Genetic diversity of Singapore's P. nodosus populations as assessed by COI haplotype diversity was high; rarefied haplotype diversity of the three main populations at Pulau Sekudu, Cyrene reefs and Pulau Semakau in Singapore (0.798–0.869) fell in the upper end of the spectrum of the Coral Triangle (figure 2; electronic supplementary material, table S1), and 18 of the 91 haplotypes were unique to Singapore (GenBank accession numbers KU896219–KU896296)—most of which were found at Cyrene reefs (figure 3). Mismatch distribution analysis results suggest that most of the locations investigated in this study have undergone a recent population expansion; both tests of goodness of fit from the model of instantaneous demographic expansion were mostly non-significant at the 0.05 level (table 1), which indicates that there is no significant difference (i.e. a good fit) between the observed data and data expected under a model of demographic expansion. Plots of pairwise differences were also roughly unimodal and smooth (figure 4), suggesting an excess of low frequency mutations acquired during population expansion, compared with stationary populations that have been subject to more genetic drift and tend to exhibit multimodal distributions [56-58]. Populations at Nusa Tenggara and Yapen, however, differed significantly from the model of recent population expansion as indicated by the sum of squared deviations (SSD), but not the Raggedness index. The many unique haplotypes and strongly negative Fu's F statistic and Tajima's D (table 1; electronic supplementary material, table S1) are also consistent with a recent population expansion at most sites except Pulau Semakau and Numfor.

Figure 2.

Figure 3.

Minimum spanning network for Protoreaster nodosus populations in Singapore and the Coral Triangle based on COI sequence data. All samples from within the Coral Triangle are grouped together as the lightest shade of grey. Each haplotype is represented by one circle and separated by one mutational step, unless indicated by additional hatch marks. Diameters of circles are proportionate to the frequency of each haplotype occurrence, ranging from 1 to 29, except for the most common haplotype (178) which was scaled down.

Table 1.

Results of the mismatch distribution analysis and tests for neutrality, for Protoreaster nodosus populations at each sampling location, based on COI data. Statistically significant values are highlighted in italics.
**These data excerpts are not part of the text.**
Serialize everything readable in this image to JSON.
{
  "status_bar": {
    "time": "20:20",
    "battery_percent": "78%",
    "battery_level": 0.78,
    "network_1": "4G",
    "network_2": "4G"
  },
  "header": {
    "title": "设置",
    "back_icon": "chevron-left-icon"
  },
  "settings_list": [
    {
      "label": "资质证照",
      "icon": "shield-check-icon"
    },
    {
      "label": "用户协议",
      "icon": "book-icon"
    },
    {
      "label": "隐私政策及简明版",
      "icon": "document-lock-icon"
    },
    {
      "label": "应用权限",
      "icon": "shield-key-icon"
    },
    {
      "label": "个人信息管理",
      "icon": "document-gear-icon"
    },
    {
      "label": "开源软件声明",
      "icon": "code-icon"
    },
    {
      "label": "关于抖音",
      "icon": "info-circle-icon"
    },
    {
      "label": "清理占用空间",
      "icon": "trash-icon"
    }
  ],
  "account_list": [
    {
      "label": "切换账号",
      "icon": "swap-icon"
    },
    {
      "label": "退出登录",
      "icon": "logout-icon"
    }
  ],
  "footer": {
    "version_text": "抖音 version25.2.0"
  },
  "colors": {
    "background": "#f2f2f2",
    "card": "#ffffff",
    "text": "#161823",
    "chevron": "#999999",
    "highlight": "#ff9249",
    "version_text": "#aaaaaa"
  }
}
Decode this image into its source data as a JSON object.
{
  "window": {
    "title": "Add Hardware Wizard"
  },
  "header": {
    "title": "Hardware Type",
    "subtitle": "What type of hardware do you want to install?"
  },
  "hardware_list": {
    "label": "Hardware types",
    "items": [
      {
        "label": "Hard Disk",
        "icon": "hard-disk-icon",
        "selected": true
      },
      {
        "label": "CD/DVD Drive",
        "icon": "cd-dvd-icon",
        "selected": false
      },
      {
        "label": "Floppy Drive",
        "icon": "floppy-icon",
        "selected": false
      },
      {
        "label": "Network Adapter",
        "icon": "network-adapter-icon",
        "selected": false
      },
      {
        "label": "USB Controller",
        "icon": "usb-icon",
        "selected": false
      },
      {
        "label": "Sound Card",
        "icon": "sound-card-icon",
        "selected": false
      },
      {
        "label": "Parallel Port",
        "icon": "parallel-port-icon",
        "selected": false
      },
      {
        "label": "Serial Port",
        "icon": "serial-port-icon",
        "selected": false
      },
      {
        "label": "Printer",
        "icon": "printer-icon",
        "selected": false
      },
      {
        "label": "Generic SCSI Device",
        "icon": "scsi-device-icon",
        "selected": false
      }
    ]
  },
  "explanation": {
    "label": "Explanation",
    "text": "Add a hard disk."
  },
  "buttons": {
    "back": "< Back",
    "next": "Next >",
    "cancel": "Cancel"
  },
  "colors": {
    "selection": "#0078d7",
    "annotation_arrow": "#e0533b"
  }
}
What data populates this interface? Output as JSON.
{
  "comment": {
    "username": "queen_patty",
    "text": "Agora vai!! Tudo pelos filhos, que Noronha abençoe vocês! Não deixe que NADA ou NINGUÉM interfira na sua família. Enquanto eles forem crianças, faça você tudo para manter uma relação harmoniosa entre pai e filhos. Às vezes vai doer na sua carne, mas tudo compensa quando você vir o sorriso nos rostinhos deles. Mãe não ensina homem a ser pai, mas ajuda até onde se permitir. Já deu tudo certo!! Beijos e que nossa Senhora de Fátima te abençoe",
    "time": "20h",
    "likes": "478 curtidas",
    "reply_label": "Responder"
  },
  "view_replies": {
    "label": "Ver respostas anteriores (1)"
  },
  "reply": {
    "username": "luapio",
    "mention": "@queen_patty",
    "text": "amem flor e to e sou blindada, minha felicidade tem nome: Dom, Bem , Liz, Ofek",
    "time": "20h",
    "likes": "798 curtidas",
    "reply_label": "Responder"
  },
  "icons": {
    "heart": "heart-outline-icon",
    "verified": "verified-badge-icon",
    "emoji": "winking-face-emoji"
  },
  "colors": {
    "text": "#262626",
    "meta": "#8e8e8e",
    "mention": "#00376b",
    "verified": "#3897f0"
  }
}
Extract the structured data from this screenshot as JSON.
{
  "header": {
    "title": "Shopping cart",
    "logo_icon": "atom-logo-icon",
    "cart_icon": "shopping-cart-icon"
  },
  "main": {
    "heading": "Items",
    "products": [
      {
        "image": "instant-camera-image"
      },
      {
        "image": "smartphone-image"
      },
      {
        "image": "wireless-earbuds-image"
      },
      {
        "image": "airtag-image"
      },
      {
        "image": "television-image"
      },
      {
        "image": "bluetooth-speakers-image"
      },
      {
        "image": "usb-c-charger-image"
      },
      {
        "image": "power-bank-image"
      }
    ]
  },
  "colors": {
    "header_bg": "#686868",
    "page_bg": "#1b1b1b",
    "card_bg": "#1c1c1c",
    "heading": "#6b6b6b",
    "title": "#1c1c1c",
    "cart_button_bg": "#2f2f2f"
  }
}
		τ (low bound; upper bound)	θ0 (low bound; upper bound)	θ1 (low bound; upper bound)	SSD (p-value)	Raggedness index (p-value)	Tajima's D (p-value)	Fu's Fs (p-value)
3	Sekudu	1.498 (0.436; 3.246)	0.039 (0.000; 0.932)	20.064 (1.443; 166.629)	0.0164 (p = 0.119)	0.0619 (p = 0.195)	−1.52 (p = 0.049)	−3.36 (p = 0.018)
4	Cyrene	1.863 (0.828; 3.121)	0.000 (0.000; 1.053)	94.376 (2.238; 140.314)	0.0074 (p = 0.097)	0.0512 (p = 0.072)	−1.94 (p = 0.010)	−8.01 (p < 0.001)
5	Semakau	1.811 (0.457; 4.018)	0.000 (0.000; 1.016)	9.778 (1.189; 164.78)	0.0044 (p = 0.510)	0.0372 (p = 0.638)	−0.64 (p = 0.295)	−0.46 (p = 0.401)
6	Karimunjawa	0.828 (0.578; 4.258)	0.752 (0.000; 0.703)	23.346 (1.466; 35.501)	0.0006 (p = 0.881)	0.0281 (p = 0.791)	−2.12 (p = 0.003)	−11.75 (p < 0.001)
7	Nusa Tenggara	0.875 (0.000; 0.625)	0.450 (0.000; 0.000)	7158.133 (4963.143; 7148.133)	0.0056 (p = 0.000)	0.0806 (p = 1.000)	−1.4 (p = 0.0750)	−3.7 (p = 0.006)
9	South Sulawesi	0.781 (0.662; 5.219)	1.013 (0.000; 1.118)	3431.002 (1.779; 35.892)	0.0088 (p = 0.284)	0.0466 (p = 0.199)	−2.09 (p = 0.006)	−6.06 (p = 0.002)
10	Manado	1.000 (0.371; 2.945)	0.000 (0.000; 0.838)	3407.185 (0.889; 714.695)	0.0068 (p = 0.390)	0.0596 (p = 0.311)	−1.98 (p = 0.007)	−5.87 (p < 0.001)
11	Halmahera	1.996 (0.592; 4.529)	0.011 (0.000; 0.990)	5.831 (1.486; 118.33)	0.0014 (p = 0.778)	0.0231 (p = 0.891)	−2.37 (p < 0.001)	−27.79 (p < 0.001)
12	Raja Ampat	3.174 (0.703; 7.385)	0.000 (0.000; 0.197)	0.873 (0.544; 26.577)	0.0054 (p = 0.857)	0.1339 (p = 0.598)	−2.26 (p = 0.001)	−11.37 (p < 0.001)
14	Numfor	2.754 (1.215; 5.877)	0.000 (0.000; 1.269)	7.231 (1.99; 160.982)	0.0217 (p = 0.331)	0.0720 (p = 0.357)	−1.24 (p = 0.109)	−0.72 (p = 0.306)
15	Biak	2.674 (1.068; 5.658)	0.000 (0.000; 1.162)	4.746 (1.728; 137.403)	0.0059 (p = 0.729)	0.0237 (p = 0.958)	−1.28 (p = 0.099)	−3.9 (p = 0.007)
16	Yapen	2.547 (1.244; 4.199)	0.000 (0.000; 1.587)	34.101 (3.027; 254.102)	0.0217 (p = 0.031)	0.0856 (p = 0.053)	−1.13 (p = 0.132)	−4.13 (p = 0.008)

Figure 4.

Frequency distribution of the number of pairwise sequence differences among individuals from each sampling locality in Singapore ((a)(i–iii)), and across the Coral Triangle ((b–d)(i–iii)). *p-value of SSD test for goodness-of-fit with the model of sudden population expansion was significant at the 0.05 level.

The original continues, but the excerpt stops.